学生の頃セツルメントに入って子供達から寅さんと慕われていたのは有名な話だった。

けれども学友会の政治姿勢にはかなり批判的だった。

ともさんの本棚では“新約聖書”が埃をかぶっている。

その横には“歎異抄”や“出家とその弟子”が無造作に突っ込んである。

となれば宗教観も推して知るべしだ。

良く良く見ると“日本二千六百年史”や“共産党宣言”、“方法序説”に“1984”も同じエリアで共生していた。

睨んだところ、ともさんは人に語るべきイズムなど持っていないに違いなかった。 

憶測ではあるが読書傾向から察するにだ。

ともさんは縦に切っても横に裂いても、ノンポリで無神論者だろう。

ともさんは何でもありだが何でもない。

ごく一般的な日本人の属性を備えているらしかった。

 こうしてざっと、ともさんをともさんたらしめている人となりのエキスを洗い直してみた。

どうやら突然右翼的趣向の懐古趣味に目覚めたというわけではなさそうだった。

僕は少しく安堵したものの不安を完全には拭い切れなかった。

何事もニュートラルな構えが一番である。

信念とか正義とか信仰だとかを持ち出して来ると、人間、ロクなことがない。

僕はマスターには、いつまでも思想信条的にいい加減な人間であり続けて欲しかった。

それはパダワンの切なる願いだった。

 

 「パイよ。難しい顔して何を考え込んでいるんだ」

「いや、いきなりドラム缶風呂でしょ。

それに頭の帽子。

それ大日本帝国海軍の戦闘帽じゃないですか。

どうしちゃったのかなって思って」

「ほら、鎌倉街道沿いに新しいホームセンターが出来たろ。

早速覗いて見たらこいつが置いてあったというわけさ。

ビックの薬浴に使えそうだなと思ってな。

帽子はもらいもんだよ。

パイよ。別に深い意味があるわけじゃ~ない」

上機嫌のともさんは両手でつるんと顔を拭った。

「“戦争が廊下の奥に立っていた”って言う俳句があるじゃないですか。

なんかそれを思い出しちゃって」

「渡辺白泉かい。

パイよ。

それ教えたの俺だよ。

忘れちまったのか」

ともさんはニヤリと片頬を歪めると海軍式の敬礼をしてみせた。

『そういやそうだったな』

心配がすとんと腹の底に落ちた気がして、なんだかいきなり安心してしまった。

 さっきから、スキッパーがワンワンと煩かったのだが、いよいよ喧しく吠え立てて来た。

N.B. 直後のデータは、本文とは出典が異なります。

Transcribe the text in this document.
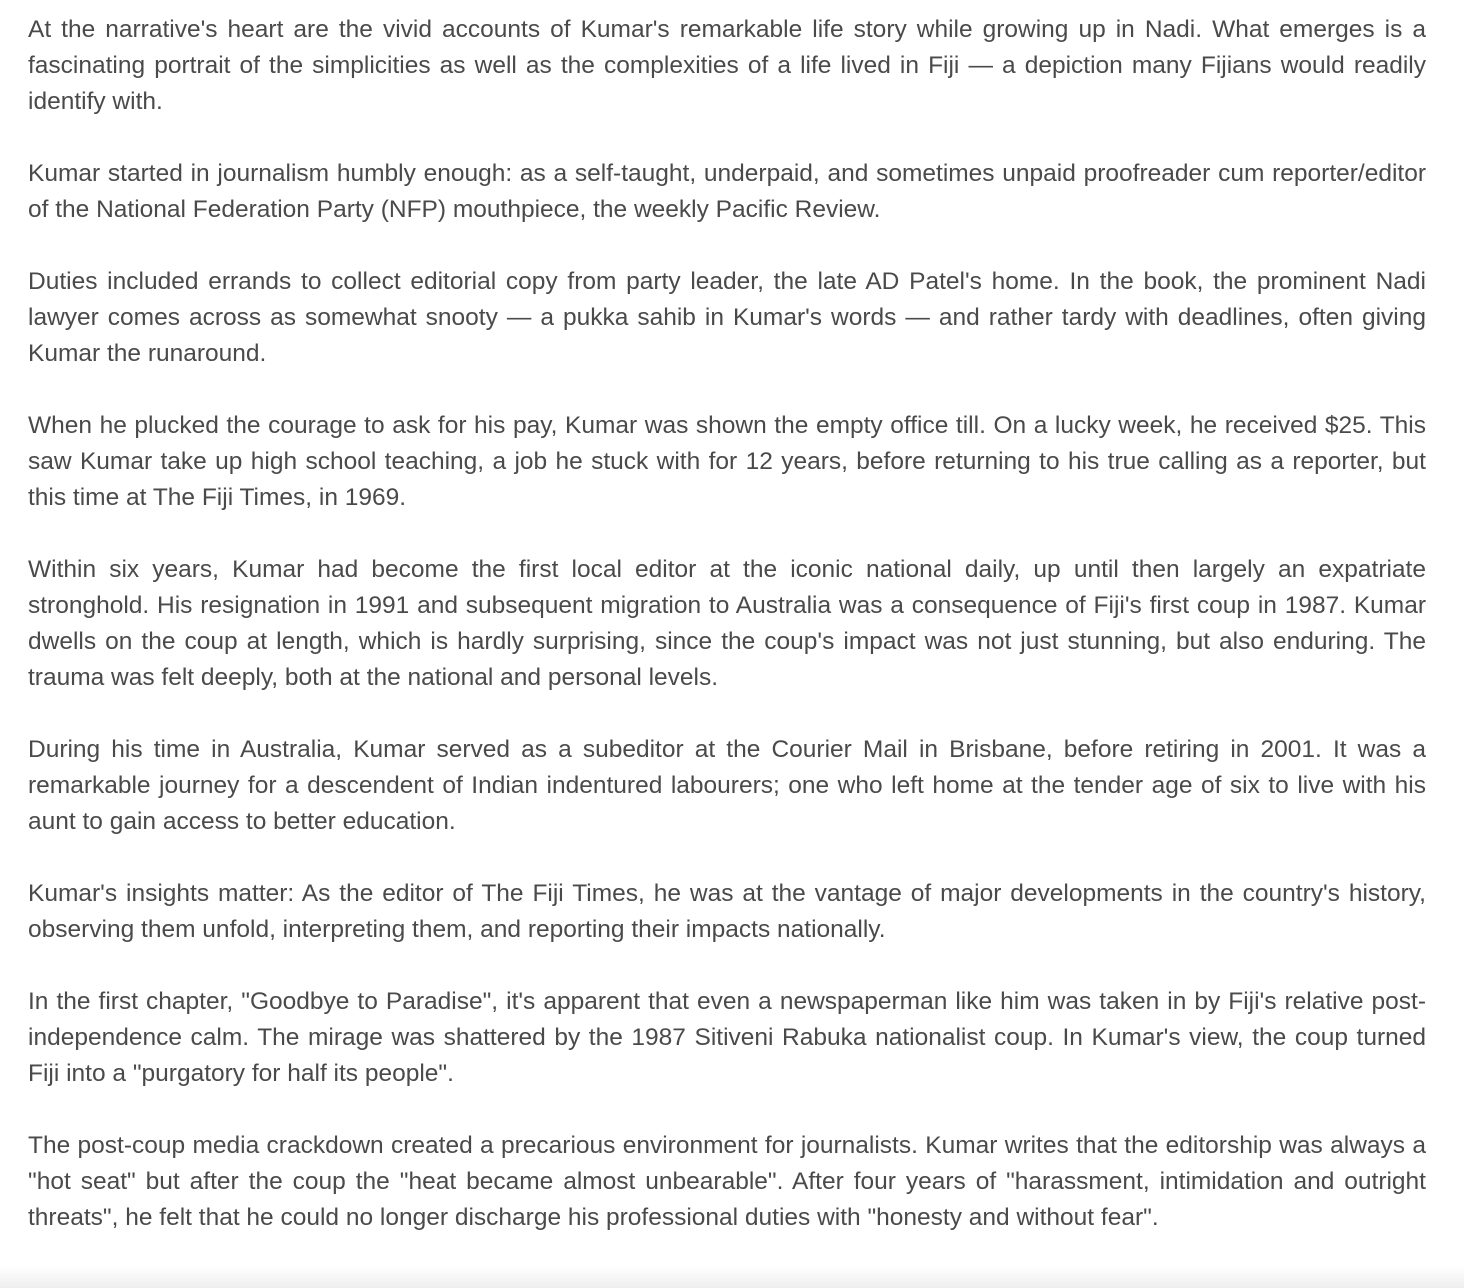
At the narrative's heart are the vivid accounts of Kumar's remarkable life story while growing up in Nadi. What emerges is a fascinating portrait of the simplicities as well as the complexities of a life lived in Fiji — a depiction many Fijians would readily identify with.

Kumar started in journalism humbly enough: as a self-taught, underpaid, and sometimes unpaid proofreader cum reporter/editor of the National Federation Party (NFP) mouthpiece, the weekly Pacific Review.

Duties included errands to collect editorial copy from party leader, the late AD Patel's home. In the book, the prominent Nadi lawyer comes across as somewhat snooty — a pukka sahib in Kumar's words — and rather tardy with deadlines, often giving Kumar the runaround.

When he plucked the courage to ask for his pay, Kumar was shown the empty office till. On a lucky week, he received $25. This saw Kumar take up high school teaching, a job he stuck with for 12 years, before returning to his true calling as a reporter, but this time at The Fiji Times, in 1969.

Within six years, Kumar had become the first local editor at the iconic national daily, up until then largely an expatriate stronghold. His resignation in 1991 and subsequent migration to Australia was a consequence of Fiji's first coup in 1987. Kumar dwells on the coup at length, which is hardly surprising, since the coup's impact was not just stunning, but also enduring. The trauma was felt deeply, both at the national and personal levels.

During his time in Australia, Kumar served as a subeditor at the Courier Mail in Brisbane, before retiring in 2001. It was a remarkable journey for a descendent of Indian indentured labourers; one who left home at the tender age of six to live with his aunt to gain access to better education.

Kumar's insights matter: As the editor of The Fiji Times, he was at the vantage of major developments in the country's history, observing them unfold, interpreting them, and reporting their impacts nationally.

In the first chapter, "Goodbye to Paradise", it's apparent that even a newspaperman like him was taken in by Fiji's relative post-independence calm. The mirage was shattered by the 1987 Sitiveni Rabuka nationalist coup. In Kumar's view, the coup turned Fiji into a "purgatory for half its people".

The post-coup media crackdown created a precarious environment for journalists. Kumar writes that the editorship was always a "hot seat" but after the coup the "heat became almost unbearable". After four years of "harassment, intimidation and outright threats", he felt that he could no longer discharge his professional duties with "honesty and without fear".
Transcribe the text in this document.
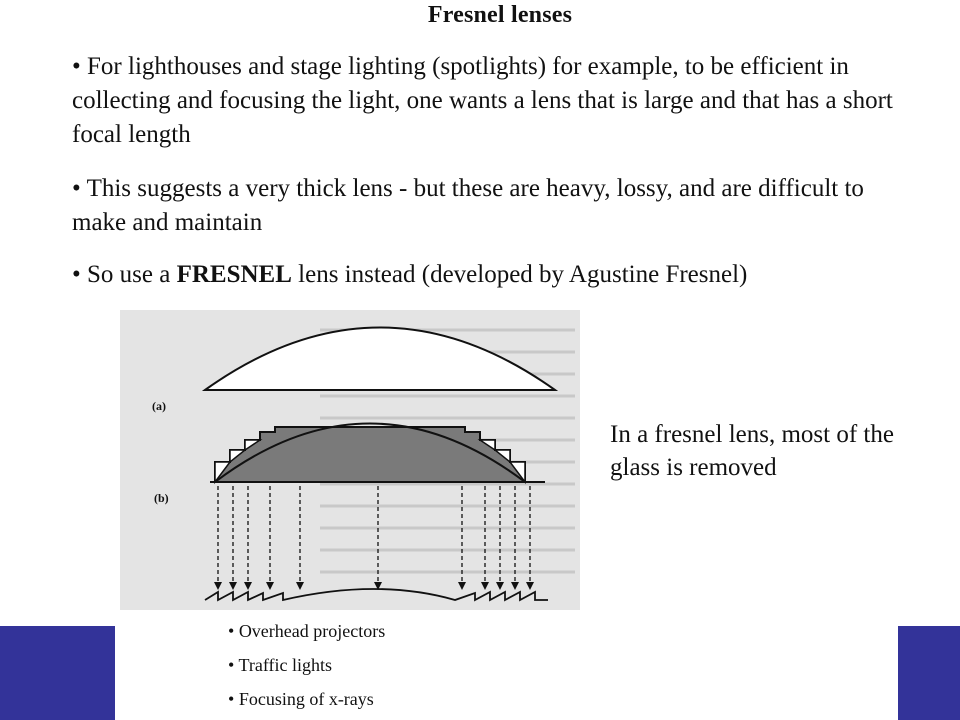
Fresnel lenses
• For lighthouses and stage lighting (spotlights) for example, to be efficient in collecting and focusing the light, one wants a lens that is large and that has a short focal length
• This suggests a very thick lens - but these are heavy, lossy, and are difficult to make and maintain
• So use a FRESNEL lens instead (developed by Agustine Fresnel)
(a)
(b)
In a fresnel lens, most of the glass is removed
• Overhead projectors
• Traffic lights
• Focusing of x-rays
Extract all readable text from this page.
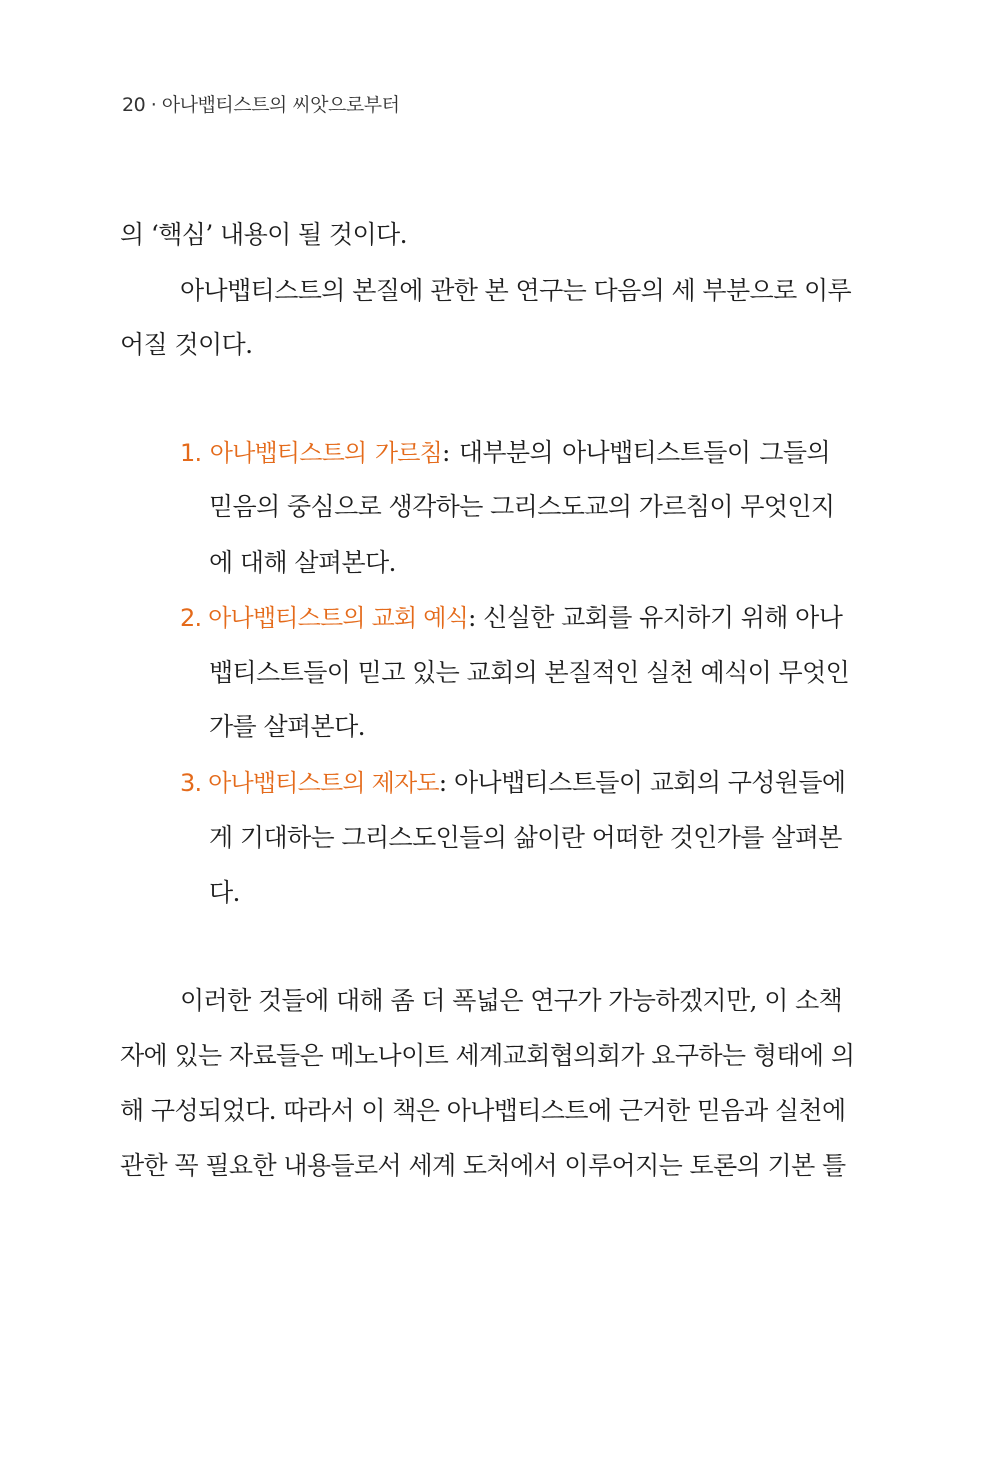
20 · 아나뱁티스트의 씨앗으로부터
의 ‘핵심’ 내용이 될 것이다.
아나뱁티스트의 본질에 관한 본 연구는 다음의 세 부분으로 이루
어질 것이다.
1. 아나뱁티스트의 가르침: 대부분의 아나뱁티스트들이 그들의
믿음의 중심으로 생각하는 그리스도교의 가르침이 무엇인지
에 대해 살펴본다.
2. 아나뱁티스트의 교회 예식: 신실한 교회를 유지하기 위해 아나
뱁티스트들이 믿고 있는 교회의 본질적인 실천 예식이 무엇인
가를 살펴본다.
3. 아나뱁티스트의 제자도: 아나뱁티스트들이 교회의 구성원들에
게 기대하는 그리스도인들의 삶이란 어떠한 것인가를 살펴본
다.
이러한 것들에 대해 좀 더 폭넓은 연구가 가능하겠지만, 이 소책
자에 있는 자료들은 메노나이트 세계교회협의회가 요구하는 형태에 의
해 구성되었다. 따라서 이 책은 아나뱁티스트에 근거한 믿음과 실천에
관한 꼭 필요한 내용들로서 세계 도처에서 이루어지는 토론의 기본 틀
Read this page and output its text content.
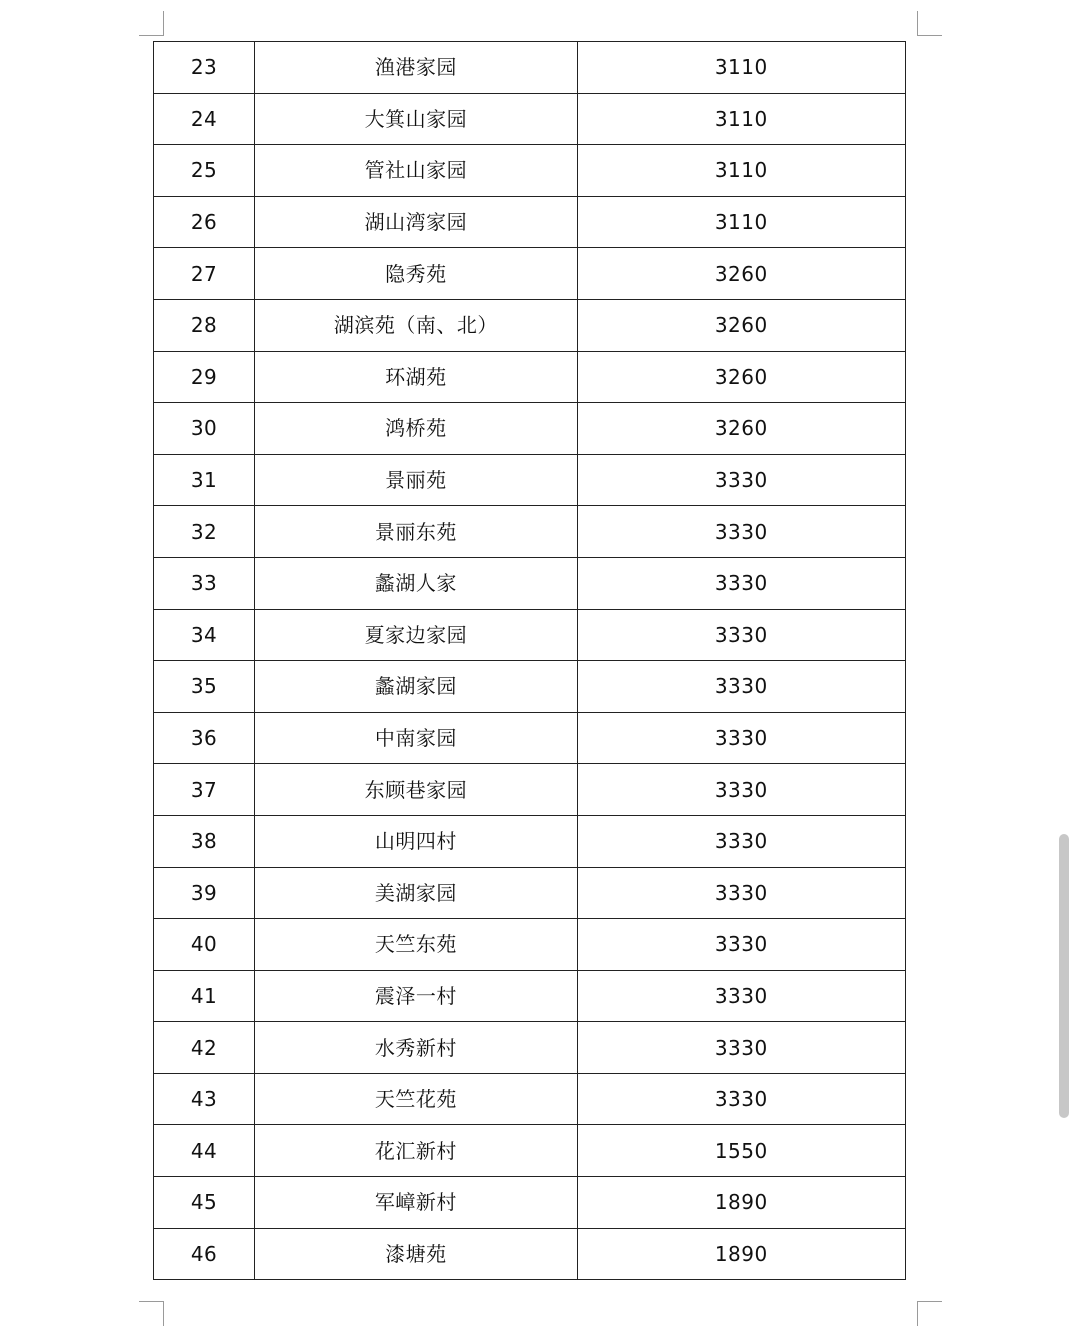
23	渔港家园	3110
24	大箕山家园	3110
25	管社山家园	3110
26	湖山湾家园	3110
27	隐秀苑	3260
28	湖滨苑（南、北）	3260
29	环湖苑	3260
30	鸿桥苑	3260
31	景丽苑	3330
32	景丽东苑	3330
33	蠡湖人家	3330
34	夏家边家园	3330
35	蠡湖家园	3330
36	中南家园	3330
37	东顾巷家园	3330
38	山明四村	3330
39	美湖家园	3330
40	天竺东苑	3330
41	震泽一村	3330
42	水秀新村	3330
43	天竺花苑	3330
44	花汇新村	1550
45	军嶂新村	1890
46	漆塘苑	1890
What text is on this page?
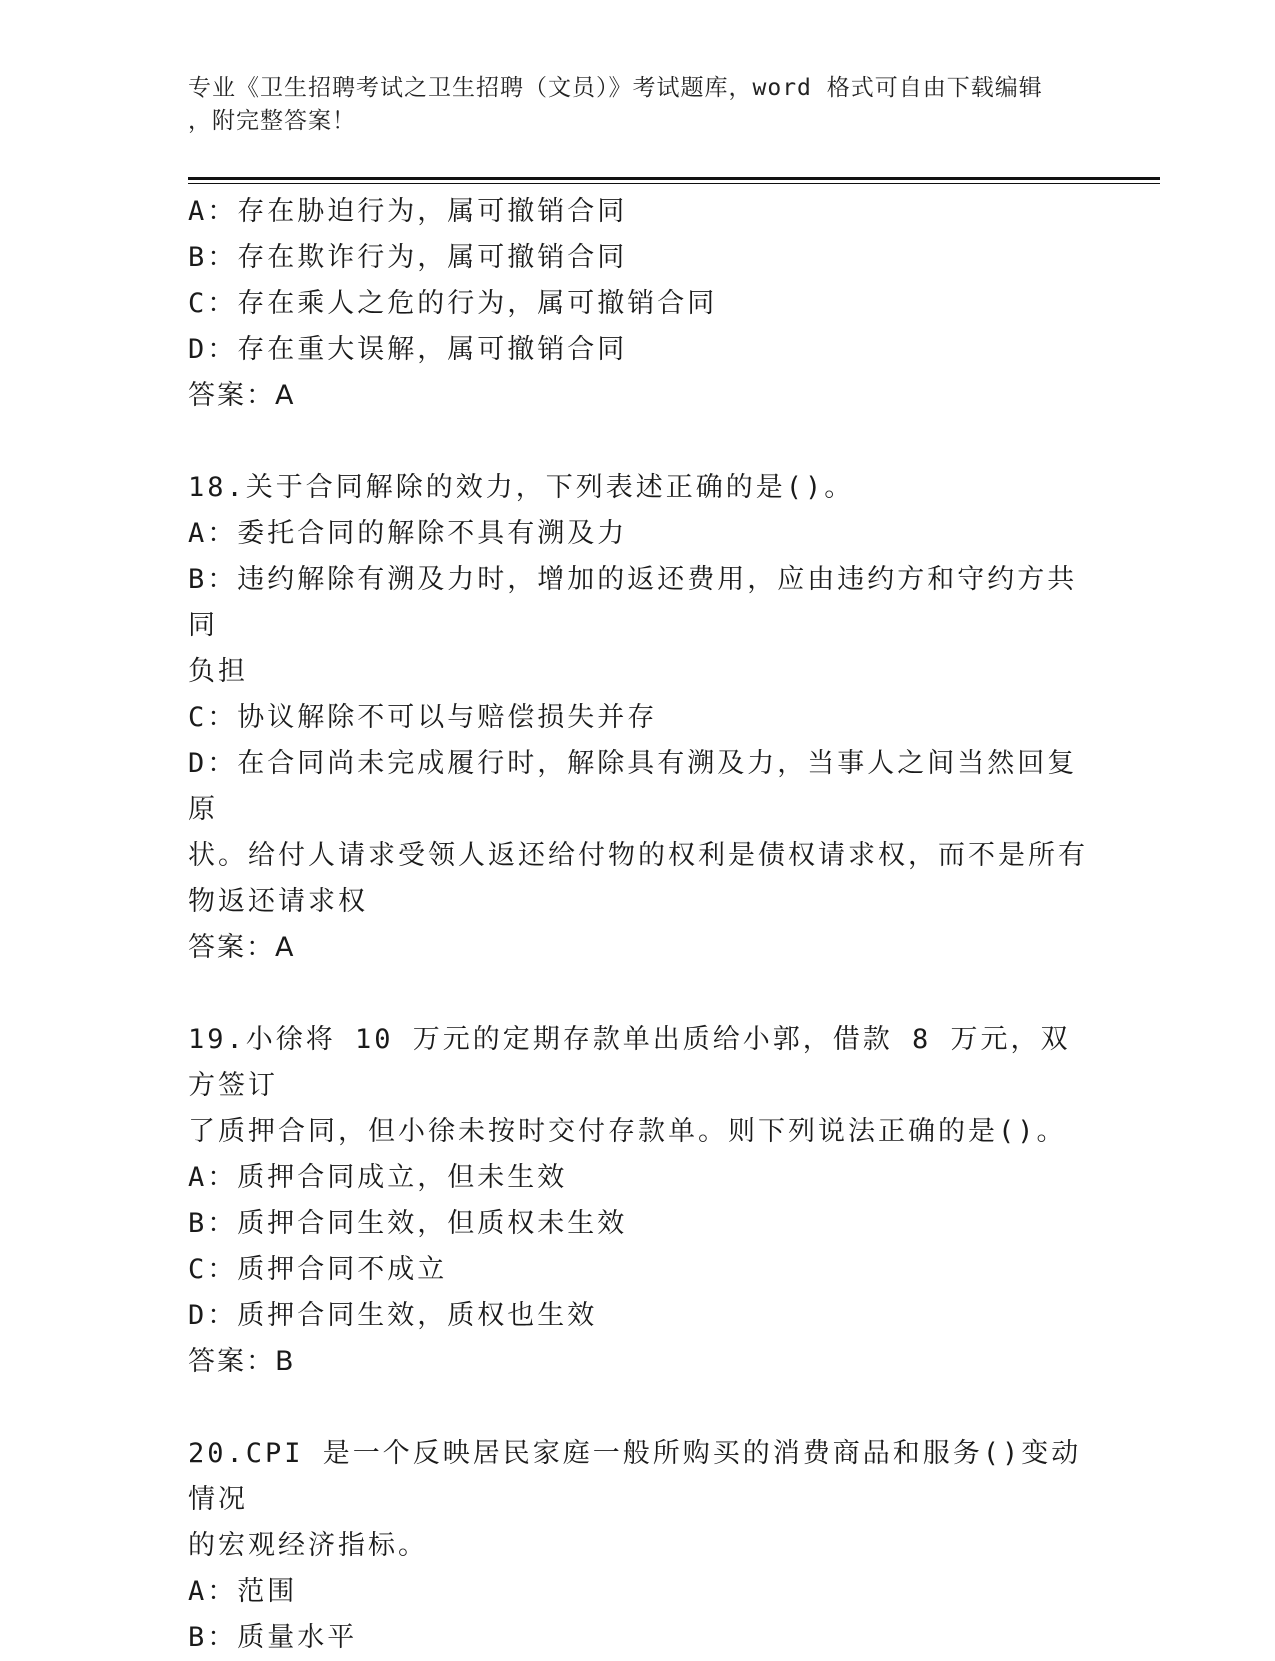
专业《卫生招聘考试之卫生招聘（文员）》考试题库，word 格式可自由下载编辑
，附完整答案！

A：存在胁迫行为，属可撤销合同

B：存在欺诈行为，属可撤销合同

C：存在乘人之危的行为，属可撤销合同

D：存在重大误解，属可撤销合同

答案：A

18.关于合同解除的效力，下列表述正确的是()。

A：委托合同的解除不具有溯及力

B：违约解除有溯及力时，增加的返还费用，应由违约方和守约方共同

负担

C：协议解除不可以与赔偿损失并存

D：在合同尚未完成履行时，解除具有溯及力，当事人之间当然回复原

状。给付人请求受领人返还给付物的权利是债权请求权，而不是所有

物返还请求权

答案：A

19.小徐将 10 万元的定期存款单出质给小郭，借款 8 万元，双方签订

了质押合同，但小徐未按时交付存款单。则下列说法正确的是()。

A：质押合同成立，但未生效

B：质押合同生效，但质权未生效

C：质押合同不成立

D：质押合同生效，质权也生效

答案：B

20.CPI 是一个反映居民家庭一般所购买的消费商品和服务()变动情况

的宏观经济指标。

A：范围

B：质量水平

彼もまたドラム缶風呂の横に置かれたベビーバスにお湯を張ってもらって、露天風呂を楽しんでいたのだ。

スキッパーは最初、やけに偉そうな顔つきで、フフンと言わんばかりにこっちをディスってきた。

それがなんだか癪に触ったので、僕は少々大人げないと思ったが完無視していた。

僕が無関心を装ったことで、スキッパーもついには怒り出したと言う訳だった。

『パイのくせしてスキッパー様を無視するとは上等じゃねーか』ということだったろう。

「おっ。

スキッパーも露天風呂だね。

羨ましいよ」

ひとくさり、お世辞を使ったらスキッパーは満足そうに尻尾を振ってお湯を跳ね飛ばした。